Capita
sovente, oggi sempre più, di parlare di migrazioni e delle tragedie cui spesso
si concludono, ma assai meno si cerca di indagare,in tali discussioni, sulle
cause che originano le migrazioni stesse. Esse sono quasi sempre di natura politica;si
fugge sì dalla povertà, ma soprattutto dalla morte,una lotta di sopravvivenza
dalle guerre,dalle lotte tribali,dall’oppressione politica di governi corrotti
e spesso fantocci delle multinazionali. Lungo questo percorso darwiniano in cui
sopravvivono i più forti,ci conduce il bel documentario Cia.Li.La.Pi, che
l’Istituto Euro Arabo ha voluto presentare a Mazara al Teatro Rivoli dinanzi a
qualche centinaio di spettatori, e condotto con sobria eleganza di linguaggio
dalla giovane antropologa Valentina Richichi, collaboratrice del periodico
Dialoghi Mediterranei edito dallo stesso istituto, -leggi
il suo articolo sulla rivista.
Il
filmato è una testimonianza di come la perdita del diritto universale della
dignità della persona, così come lo stesso regista Tiziano Falqui documenta in
modo asettico, non trova spazio nelle prime pagine dei giornali, non è un tema
che appassiona i media, non si trovano denunce. Ci si accorge che una volta
raggiunti i luoghi della speranza, la dignità della persona viene uccisa per la
seconda volta in quei lager sinistramente chiamati Centri di Accoglienza
Assistenziali.
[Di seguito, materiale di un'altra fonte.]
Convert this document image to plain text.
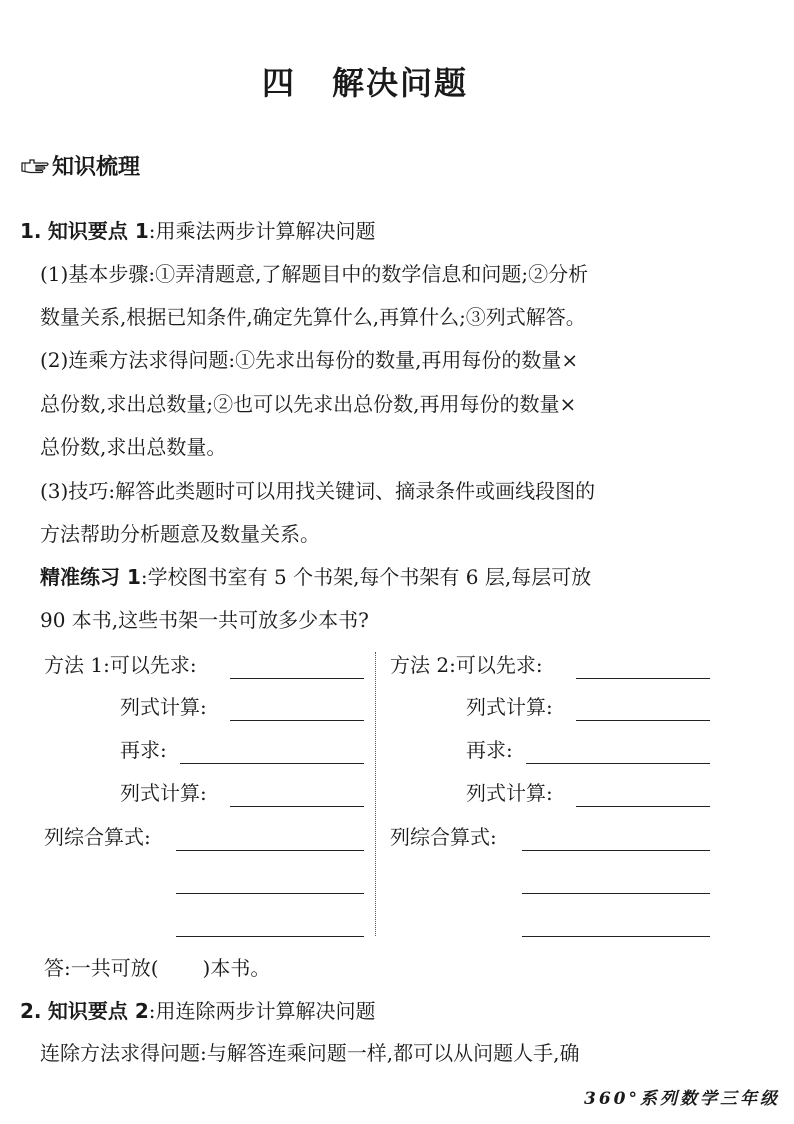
四 解决问题
知识梳理
1. 知识要点 1:用乘法两步计算解决问题
(1)基本步骤:①弄清题意,了解题目中的数学信息和问题;②分析
数量关系,根据已知条件,确定先算什么,再算什么;③列式解答。
(2)连乘方法求得问题:①先求出每份的数量,再用每份的数量×
总份数,求出总数量;②也可以先求出总份数,再用每份的数量×
总份数,求出总数量。
(3)技巧:解答此类题时可以用找关键词、摘录条件或画线段图的
方法帮助分析题意及数量关系。
精准练习 1:学校图书室有 5 个书架,每个书架有 6 层,每层可放
90 本书,这些书架一共可放多少本书?
方法 1:可以先求:
列式计算:
再求:
列式计算:
列综合算式:
方法 2:可以先求:
列式计算:
再求:
列式计算:
列综合算式:
答:一共可放( )本书。
2. 知识要点 2:用连除两步计算解决问题
连除方法求得问题:与解答连乘问题一样,都可以从问题人手,确
360°系列数学三年级
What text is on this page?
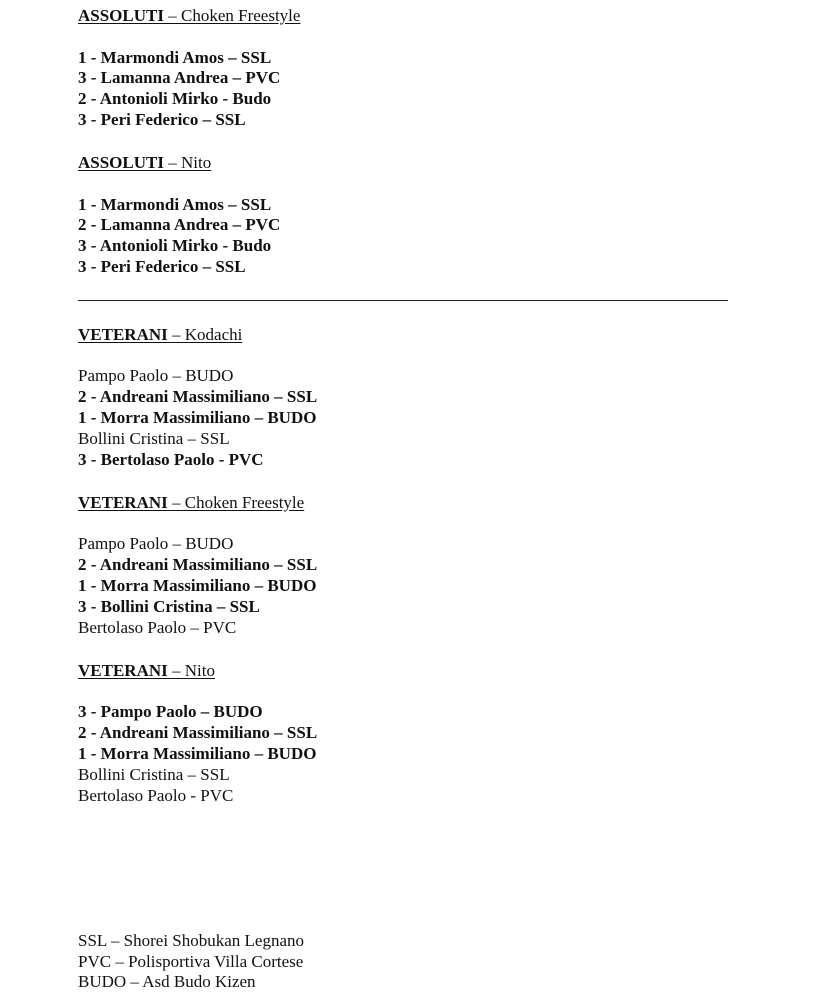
ASSOLUTI – Choken Freestyle
1 - Marmondi Amos – SSL
3 - Lamanna Andrea – PVC
2 - Antonioli Mirko - Budo
3 - Peri Federico – SSL
ASSOLUTI – Nito
1 - Marmondi Amos – SSL
2 - Lamanna Andrea – PVC
3 - Antonioli Mirko - Budo
3 - Peri Federico – SSL
VETERANI – Kodachi
Pampo Paolo – BUDO
2 - Andreani Massimiliano – SSL
1 - Morra Massimiliano – BUDO
Bollini Cristina – SSL
3 - Bertolaso Paolo - PVC
VETERANI – Choken Freestyle
Pampo Paolo – BUDO
2 - Andreani Massimiliano – SSL
1 - Morra Massimiliano – BUDO
3 - Bollini Cristina – SSL
Bertolaso Paolo – PVC
VETERANI – Nito
3 - Pampo Paolo – BUDO
2 - Andreani Massimiliano – SSL
1 - Morra Massimiliano – BUDO
Bollini Cristina – SSL
Bertolaso Paolo - PVC
SSL – Shorei Shobukan Legnano
PVC – Polisportiva Villa Cortese
BUDO – Asd Budo Kizen
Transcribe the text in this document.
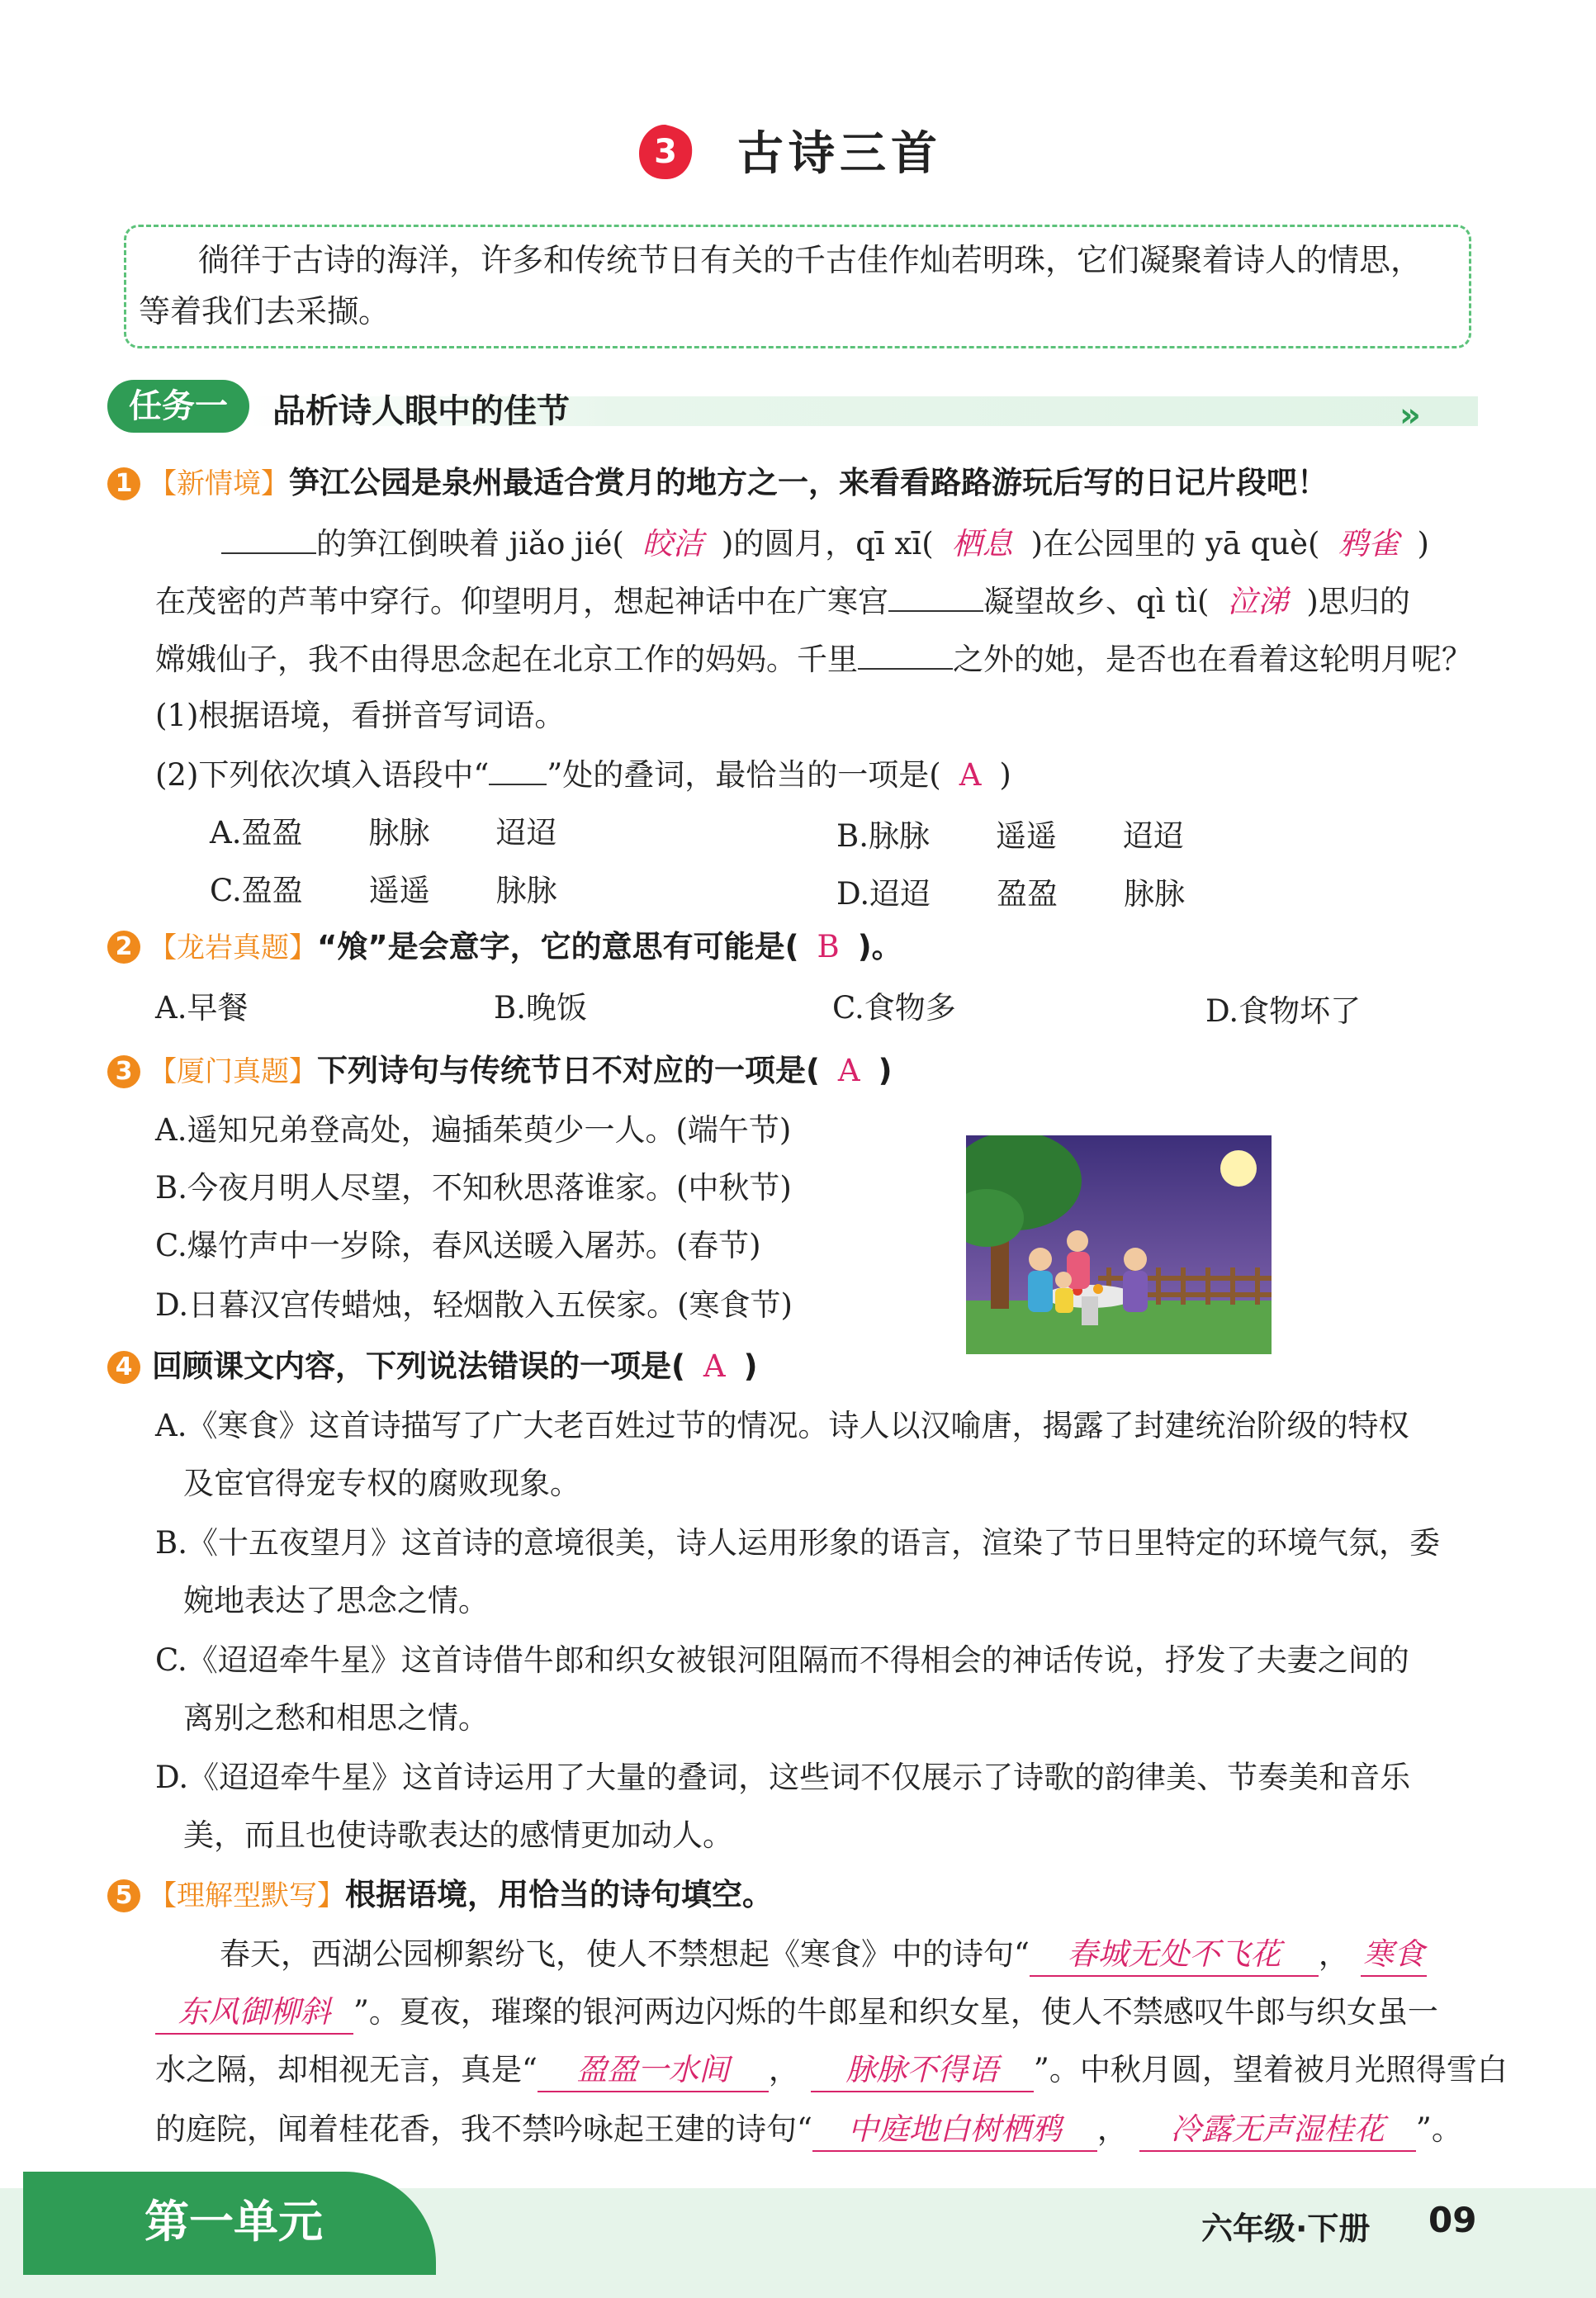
3 古诗三首
徜徉于古诗的海洋，许多和传统节日有关的千古佳作灿若明珠，它们凝聚着诗人的情思，
等着我们去采撷。
任务一	品析诗人眼中的佳节	»
1 【新情境】笋江公园是泉州最适合赏月的地方之一，来看看路路游玩后写的日记片段吧！
的笋江倒映着 jiǎo jié( 皎洁 )的圆月，qī xī( 栖息 )在公园里的 yā què( 鸦雀 )
在茂密的芦苇中穿行。仰望明月，想起神话中在广寒宫	凝望故乡、qì tì( 泣涕 )思归的
嫦娥仙子，我不由得思念起在北京工作的妈妈。千里	之外的她，是否也在看着这轮明月呢？
(1)根据语境，看拼音写词语。
(2)下列依次填入语段中“ ”处的叠词，最恰当的一项是( A )
A.盈盈 脉脉 迢迢	B.脉脉 遥遥 迢迢
C.盈盈 遥遥 脉脉	D.迢迢 盈盈 脉脉
2 【龙岩真题】“飧”是会意字，它的意思有可能是( B )。
A.早餐	B.晚饭	C.食物多	D.食物坏了
3 【厦门真题】下列诗句与传统节日不对应的一项是( A )
A.遥知兄弟登高处，遍插茱萸少一人。(端午节)
B.今夜月明人尽望，不知秋思落谁家。(中秋节)
C.爆竹声中一岁除，春风送暖入屠苏。(春节)
D.日暮汉宫传蜡烛，轻烟散入五侯家。(寒食节)
4 回顾课文内容，下列说法错误的一项是( A )
A.《寒食》这首诗描写了广大老百姓过节的情况。诗人以汉喻唐，揭露了封建统治阶级的特权
及宦官得宠专权的腐败现象。
B.《十五夜望月》这首诗的意境很美，诗人运用形象的语言，渲染了节日里特定的环境气氛，委
婉地表达了思念之情。
C.《迢迢牵牛星》这首诗借牛郎和织女被银河阻隔而不得相会的神话传说，抒发了夫妻之间的
离别之愁和相思之情。
D.《迢迢牵牛星》这首诗运用了大量的叠词，这些词不仅展示了诗歌的韵律美、节奏美和音乐
美，而且也使诗歌表达的感情更加动人。
5 【理解型默写】根据语境，用恰当的诗句填空。
春天，西湖公园柳絮纷飞，使人不禁想起《寒食》中的诗句“ 春城无处不飞花 ， 寒食
东风御柳斜 ”。夏夜，璀璨的银河两边闪烁的牛郎星和织女星，使人不禁感叹牛郎与织女虽一
水之隔，却相视无言，真是“ 盈盈一水间 ， 脉脉不得语 ”。中秋月圆，望着被月光照得雪白
的庭院，闻着桂花香，我不禁吟咏起王建的诗句“ 中庭地白树栖鸦 ， 冷露无声湿桂花 ”。
第一单元	六年级·下册 09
È lì che le persone diventano
numeri e come tali identificati, è lì che si impedisce alla persona di lottare
per i propri diritti e per la propria dignità. Lo denunciano in modo forte gli interventi in sala di Nicola
Teresi che ha collaborato alla realizzazione del documentario e di Salvatore Inguì
del coordinamento di Libera Trapani. Apprezzato l’intervento del sindaco della
Città Nicola Cristaldi.
Il
video documentario è caratterizzato da una triplice dimensione temporale: un
passato sconosciuto da svelare, un presente di incognite e di opportunità, nel
quale si costruisce, giorno per giorno, il futuro che si sogna
Un
film da proiettare nelle scuole e purtroppo bisogna registrare ancora una volta
la loro assenza quando si tratta di temi di siffatta rilevanza civica.